Aliaga Arantxa, Cunillera Oriol, Amador María Del Carmen, Aliaga Mercedes, Arquerons Martí, Almeda Jesús
Equip d'Atenció Primària el Castell, SAP Baix Llobregat Litoral, Insitut Català de la Salut (ICS) Castelldefels, Spain.
Unitat de Suport a la Recerca Costa de Ponent, Institut Universitari d'Investigació en Atenció Primària Jordi Gol (IDIAP Jordi Gol), Cornellà de Llobregat, Spain; Universitat Autònoma de Barcelona, Bellaterra (Cerdanyola del Vallès), Spain.
Aten Primaria. 2019 Dec;51(10):626-636. doi: 10.1016/j.aprim.2018.06.009. Epub 2018 Nov 16.
To study the relationship between maternal affective disorders (AD) before and during pregnancy, and pre-term birth.
Retrospective observational study.
Sexual and reproductive health units at the Institut Català de la Salut (ICS) in Catalonia, Spain.
Pregnant women with a result of live-born child from 1/1/2012 to 30/10/2015.
Data were obtained from the ICS Primary Care electronic medical record.
Diagnosis of AD before and during pregnancy, months of pregnancy, and possible confusion factors were collected. Descriptive statistical analysis (median, interquartile range, and absolute and relative frequency), bivariate analysis (Wilcoxon test and Chi-square test), and multivariate analysis (logistic regression) were performed.
102,086 women presented valid information for the study. Prevalence of AD during pregnancy was 3.5% (4.29% in pre-term and 3.46% in term births; p<0.004). Pregnant women with pre-term births presented a higher age, smoking habit, lower inter-pregnancy interval, and a lower socio-economic status. Pre-term birth was significantly associated to previous history of stress and dissociative disorder (SDD), anxiety, obsessive-compulsive disorder (OCD) and eating disorders (ED), and use of antidepressants. It was also associated to abuse of alcohol, smoking, and use of psychoactive substances, as well as SDD, ED, use of antipsychotics, and divorce during pregnancy.
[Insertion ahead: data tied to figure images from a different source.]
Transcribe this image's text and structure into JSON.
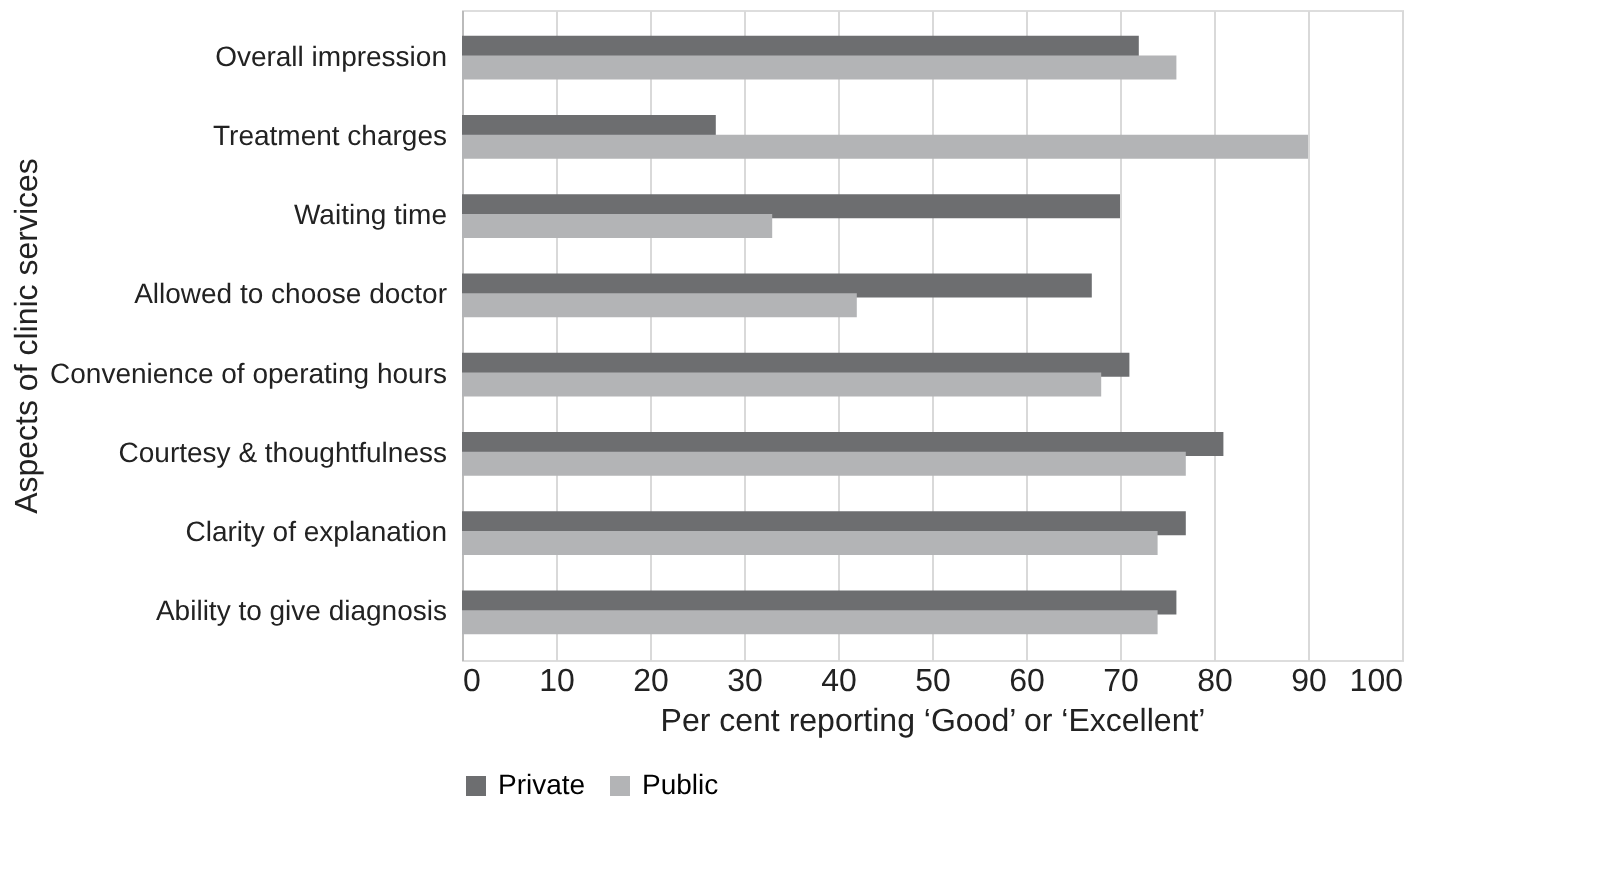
{
  "chart_data": {
    "type": "bar",
    "orientation": "horizontal",
    "categories": [
      "Overall impression",
      "Treatment charges",
      "Waiting time",
      "Allowed to choose doctor",
      "Convenience of operating hours",
      "Courtesy & thoughtfulness",
      "Clarity of explanation",
      "Ability to give diagnosis"
    ],
    "series": [
      {
        "name": "Private",
        "color": "#6d6e70",
        "values": [
          72,
          27,
          70,
          67,
          71,
          81,
          77,
          76
        ]
      },
      {
        "name": "Public",
        "color": "#b3b4b6",
        "values": [
          76,
          90,
          33,
          42,
          68,
          77,
          74,
          74
        ]
      }
    ],
    "xlabel": "Per cent reporting ‘Good’ or ‘Excellent’",
    "ylabel": "Aspects of clinic services",
    "xlim": [
      0,
      100
    ],
    "xticks": [
      0,
      10,
      20,
      30,
      40,
      50,
      60,
      70,
      80,
      90,
      100
    ],
    "grid": "x",
    "legend": "bottom"
  }
}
Multivariate analysis confirmed the relationship between pre-term birth and history of AD, SDD, ED, and smoking, but not with AD during pregnancy.
Examining the previous history of SDD and ED in pregnant women, and SDD, and ED during pregnancy is highly relevant to avoid pre-term birth.
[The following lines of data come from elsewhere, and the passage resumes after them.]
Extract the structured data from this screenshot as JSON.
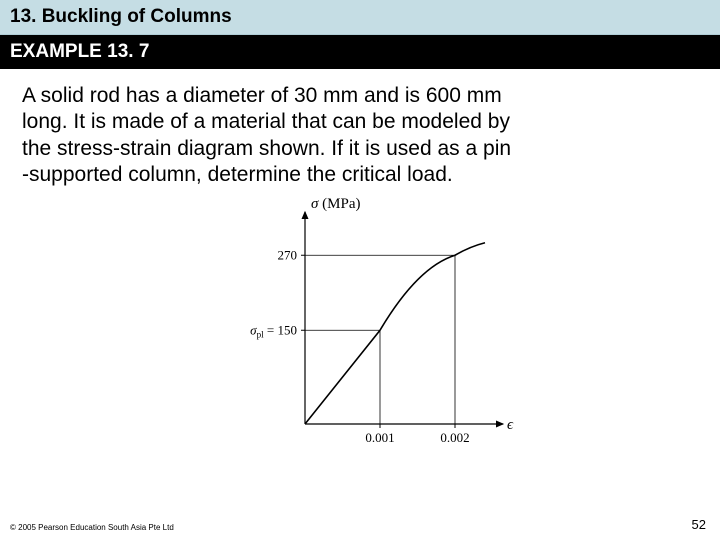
{
  "chapter": {
    "title": "13. Buckling of Columns"
  },
  "example": {
    "title": "EXAMPLE 13. 7"
  },
  "problem": {
    "text": "A solid rod has a diameter of 30 mm and is made of a material that can be modeled by the stress-strain diagram shown. If it is used as a pin-supported column, determine the critical load.",
    "line1": "A solid rod has a diameter of 30 mm and is 600 mm",
    "line2": "long. It is made of a material that can be modeled by",
    "line3": "the stress-strain diagram shown. If it is used as a pin",
    "line4": "-supported column, determine the critical load."
  },
  "figure": {
    "type": "line",
    "y_axis_label": "σ (MPa)",
    "x_axis_label": "ϵ",
    "y_ticks": [
      {
        "value": 270,
        "label": "270"
      },
      {
        "value": 150,
        "label": "σ_pl = 150",
        "is_pl": true,
        "pl_prefix": "σ",
        "pl_sub": "pl",
        "pl_rest": " = 150"
      }
    ],
    "x_ticks": [
      {
        "value": 0.001,
        "label": "0.001"
      },
      {
        "value": 0.002,
        "label": "0.002"
      }
    ],
    "xlim": [
      0,
      0.0024
    ],
    "ylim": [
      0,
      320
    ],
    "data_points": [
      {
        "x": 0,
        "y": 0
      },
      {
        "x": 0.001,
        "y": 150
      },
      {
        "x": 0.002,
        "y": 270
      },
      {
        "x": 0.0024,
        "y": 290
      }
    ],
    "colors": {
      "axis": "#000000",
      "curve": "#000000",
      "guide": "#000000",
      "background": "#ffffff",
      "text": "#000000"
    },
    "stroke": {
      "axis_width": 1.2,
      "curve_width": 1.6,
      "guide_width": 0.8
    },
    "fontsize": {
      "axis_label": 15,
      "tick": 13
    }
  },
  "footer": {
    "copyright": "© 2005 Pearson Education South Asia Pte Ltd",
    "page": "52"
  }
}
研究孕期前后孕产妇情感障碍(AD)与早产之间的关系。
回顾性观察研究。
西班牙加泰罗尼亚加泰罗尼亚卫生研究所(ICS)的性与生殖健康单位。
2012年1月1日至2015年10月30日期间有活产儿的孕妇。
数据来自ICS初级保健电子病历。
收集孕期前后的AD诊断、孕周以及可能的混淆因素。进行描述性统计分析(中位数、四分位数间距、绝对和相对频率)、双变量分析(Wilcoxon检验和卡方检验)以及多变量分析(逻辑回归)。
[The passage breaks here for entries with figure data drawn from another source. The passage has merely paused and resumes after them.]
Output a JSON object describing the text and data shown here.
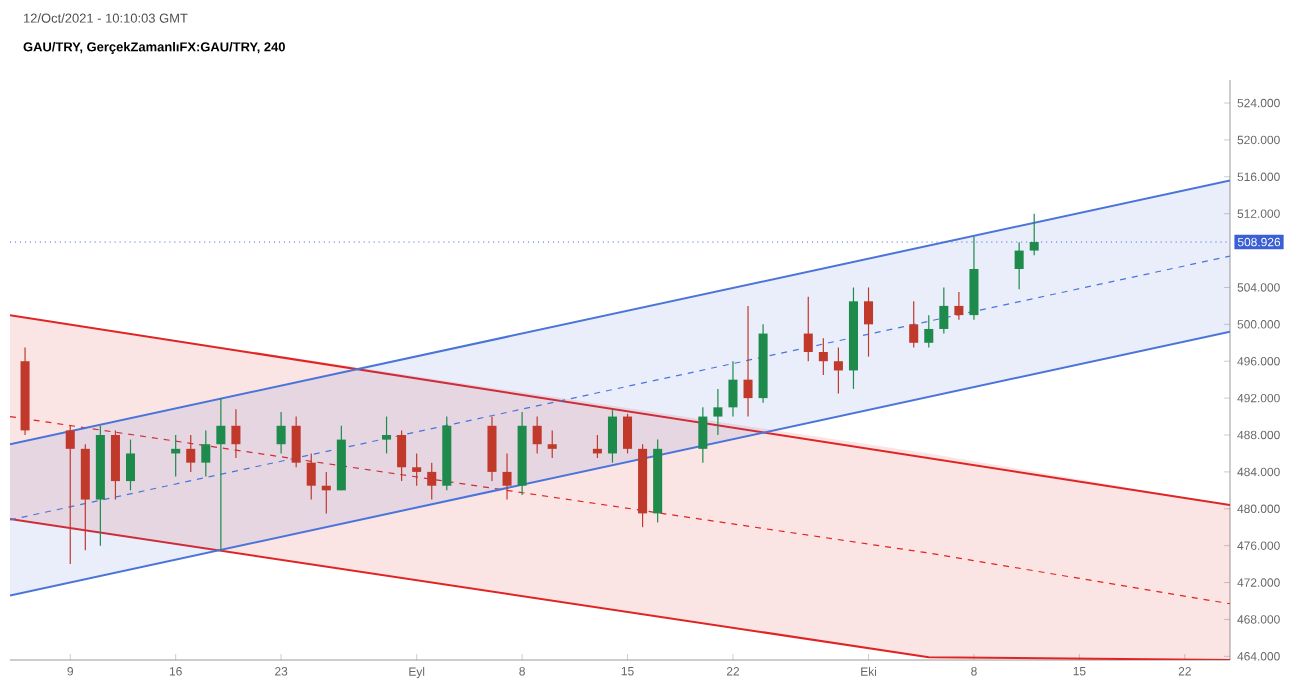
{
  "chart_data": {
    "type": "candlestick",
    "title": "12/Oct/2021 - 10:10:03 GMT",
    "subtitle": "GAU/TRY, GerçekZamanlıFX:GAU/TRY, 240",
    "x": [
      "2021-08-06",
      "2021-08-09",
      "2021-08-10",
      "2021-08-11",
      "2021-08-12",
      "2021-08-13",
      "2021-08-16",
      "2021-08-17",
      "2021-08-18",
      "2021-08-19",
      "2021-08-20",
      "2021-08-23",
      "2021-08-24",
      "2021-08-25",
      "2021-08-26",
      "2021-08-27",
      "2021-08-30",
      "2021-08-31",
      "2021-09-01",
      "2021-09-02",
      "2021-09-03",
      "2021-09-06",
      "2021-09-07",
      "2021-09-08",
      "2021-09-09",
      "2021-09-10",
      "2021-09-13",
      "2021-09-14",
      "2021-09-15",
      "2021-09-16",
      "2021-09-17",
      "2021-09-20",
      "2021-09-21",
      "2021-09-22",
      "2021-09-23",
      "2021-09-24",
      "2021-09-27",
      "2021-09-28",
      "2021-09-29",
      "2021-09-30",
      "2021-10-01",
      "2021-10-04",
      "2021-10-05",
      "2021-10-06",
      "2021-10-07",
      "2021-10-08",
      "2021-10-11",
      "2021-10-12"
    ],
    "ohlc": [
      [
        496,
        497.5,
        488,
        488.5
      ],
      [
        488.5,
        489,
        474,
        486.5
      ],
      [
        486.5,
        487,
        475.5,
        481
      ],
      [
        481,
        489,
        476,
        488
      ],
      [
        488,
        488.5,
        481,
        483
      ],
      [
        483,
        487.5,
        482,
        486
      ],
      [
        486,
        488,
        483.5,
        486.5
      ],
      [
        486.5,
        488,
        484,
        485
      ],
      [
        485,
        488.5,
        483.5,
        487
      ],
      [
        487,
        492,
        475.5,
        489
      ],
      [
        489,
        490.8,
        485.5,
        487
      ],
      [
        487,
        490.5,
        486,
        489
      ],
      [
        489,
        490,
        484.5,
        485
      ],
      [
        485,
        486,
        481,
        482.5
      ],
      [
        482.5,
        484,
        479.5,
        482
      ],
      [
        482,
        489,
        482,
        487.5
      ],
      [
        487.5,
        490,
        486,
        488
      ],
      [
        488,
        488.5,
        483,
        484.5
      ],
      [
        484.5,
        486,
        482.5,
        484
      ],
      [
        484,
        485,
        481,
        482.5
      ],
      [
        482.5,
        490,
        482,
        489
      ],
      [
        489,
        490,
        483,
        484
      ],
      [
        484,
        486,
        481,
        482.5
      ],
      [
        482.5,
        490.5,
        481.5,
        489
      ],
      [
        489,
        490,
        486,
        487
      ],
      [
        487,
        488.5,
        485.5,
        486.5
      ],
      [
        486.5,
        488,
        485.5,
        486
      ],
      [
        486,
        490.7,
        485,
        490
      ],
      [
        490,
        490.3,
        486,
        486.5
      ],
      [
        486.5,
        487,
        478,
        479.5
      ],
      [
        479.5,
        487.5,
        478.5,
        486.5
      ],
      [
        486.5,
        491,
        485,
        490
      ],
      [
        490,
        493,
        488,
        491
      ],
      [
        491,
        496,
        490,
        494
      ],
      [
        494,
        502,
        490,
        492
      ],
      [
        492,
        500,
        491.5,
        499
      ],
      [
        499,
        503,
        496,
        497
      ],
      [
        497,
        498.5,
        494.5,
        496
      ],
      [
        496,
        497.5,
        492.5,
        495
      ],
      [
        495,
        504,
        493,
        502.5
      ],
      [
        502.5,
        504,
        496.5,
        500
      ],
      [
        500,
        502.5,
        497.5,
        498
      ],
      [
        498,
        501,
        497.5,
        499.5
      ],
      [
        499.5,
        504,
        499,
        502
      ],
      [
        502,
        503.5,
        500.5,
        501
      ],
      [
        501,
        509.5,
        500.5,
        506
      ],
      [
        506,
        508.9,
        503.8,
        508
      ],
      [
        508,
        512,
        507.5,
        508.926
      ]
    ],
    "series": [
      {
        "type": "line",
        "x": [
          "2021-08-05",
          "2021-10-05",
          "2021-10-25"
        ],
        "values": [
          490,
          475.2,
          469.7
        ],
        "lower": [
          478.9,
          463.9,
          463.6
        ],
        "upper": [
          501,
          486,
          480.4
        ],
        "color": "#e02424",
        "line_style": "dashed"
      },
      {
        "type": "line",
        "x": [
          "2021-08-05",
          "2021-10-25"
        ],
        "values": [
          501,
          480.4
        ],
        "color": "#e02424",
        "line_style": "solid"
      },
      {
        "type": "line",
        "x": [
          "2021-08-05",
          "2021-10-05",
          "2021-10-25"
        ],
        "values": [
          478.9,
          463.9,
          463.6
        ],
        "color": "#e02424",
        "line_style": "solid"
      },
      {
        "type": "line",
        "x": [
          "2021-08-05",
          "2021-10-25"
        ],
        "values": [
          478.8,
          507.4
        ],
        "lower": [
          470.6,
          499.2
        ],
        "upper": [
          487,
          515.6
        ],
        "color": "#4a74d9",
        "line_style": "dashed"
      },
      {
        "type": "line",
        "x": [
          "2021-08-05",
          "2021-10-25"
        ],
        "values": [
          487,
          515.6
        ],
        "color": "#4a74d9",
        "line_style": "solid"
      },
      {
        "type": "line",
        "x": [
          "2021-08-05",
          "2021-10-25"
        ],
        "values": [
          470.6,
          499.2
        ],
        "color": "#4a74d9",
        "line_style": "solid"
      }
    ],
    "ref_lines": [
      {
        "axis": "y",
        "value": 508.926,
        "label": "508.926",
        "color": "#3b5fd4",
        "line_style": "dotted"
      }
    ],
    "xlim": [
      "2021-08-05",
      "2021-10-25"
    ],
    "ylim": [
      463.6,
      526.5
    ],
    "xticks": [
      {
        "value": "2021-08-09",
        "label": "9"
      },
      {
        "value": "2021-08-16",
        "label": "16"
      },
      {
        "value": "2021-08-23",
        "label": "23"
      },
      {
        "value": "2021-09-01",
        "label": "Eyl"
      },
      {
        "value": "2021-09-08",
        "label": "8"
      },
      {
        "value": "2021-09-15",
        "label": "15"
      },
      {
        "value": "2021-09-22",
        "label": "22"
      },
      {
        "value": "2021-10-01",
        "label": "Eki"
      },
      {
        "value": "2021-10-08",
        "label": "8"
      },
      {
        "value": "2021-10-15",
        "label": "15"
      },
      {
        "value": "2021-10-22",
        "label": "22"
      }
    ],
    "yticks": [
      {
        "value": 464,
        "label": "464.000"
      },
      {
        "value": 468,
        "label": "468.000"
      },
      {
        "value": 472,
        "label": "472.000"
      },
      {
        "value": 476,
        "label": "476.000"
      },
      {
        "value": 480,
        "label": "480.000"
      },
      {
        "value": 484,
        "label": "484.000"
      },
      {
        "value": 488,
        "label": "488.000"
      },
      {
        "value": 492,
        "label": "492.000"
      },
      {
        "value": 496,
        "label": "496.000"
      },
      {
        "value": 500,
        "label": "500.000"
      },
      {
        "value": 504,
        "label": "504.000"
      },
      {
        "value": 512,
        "label": "512.000"
      },
      {
        "value": 516,
        "label": "516.000"
      },
      {
        "value": 520,
        "label": "520.000"
      },
      {
        "value": 524,
        "label": "524.000"
      }
    ]
  }
}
102,086名女性提供了该研究的有效信息。孕期AD患病率为3.5%(早产中为4.29%,足月产中为3.46%;p<0.004)。早产孕妇年龄较大、有吸烟习惯、妊娠间隔较短且社会经济地位较低。早产与既往应激和分离性障碍(SDD)、焦虑、强迫症(OCD)及进食障碍(ED)病史以及使用抗抑郁药显著相关。还与孕期酗酒、吸烟、使用精神活性物质以及SDD、ED、使用抗精神病药和离婚有关。多变量分析证实早产与AD、SDD、ED病史及吸烟之间存在关联,但与孕期AD无关。
检查孕妇既往SDD和ED病史以及孕期的SDD和ED对于避免早产至关重要。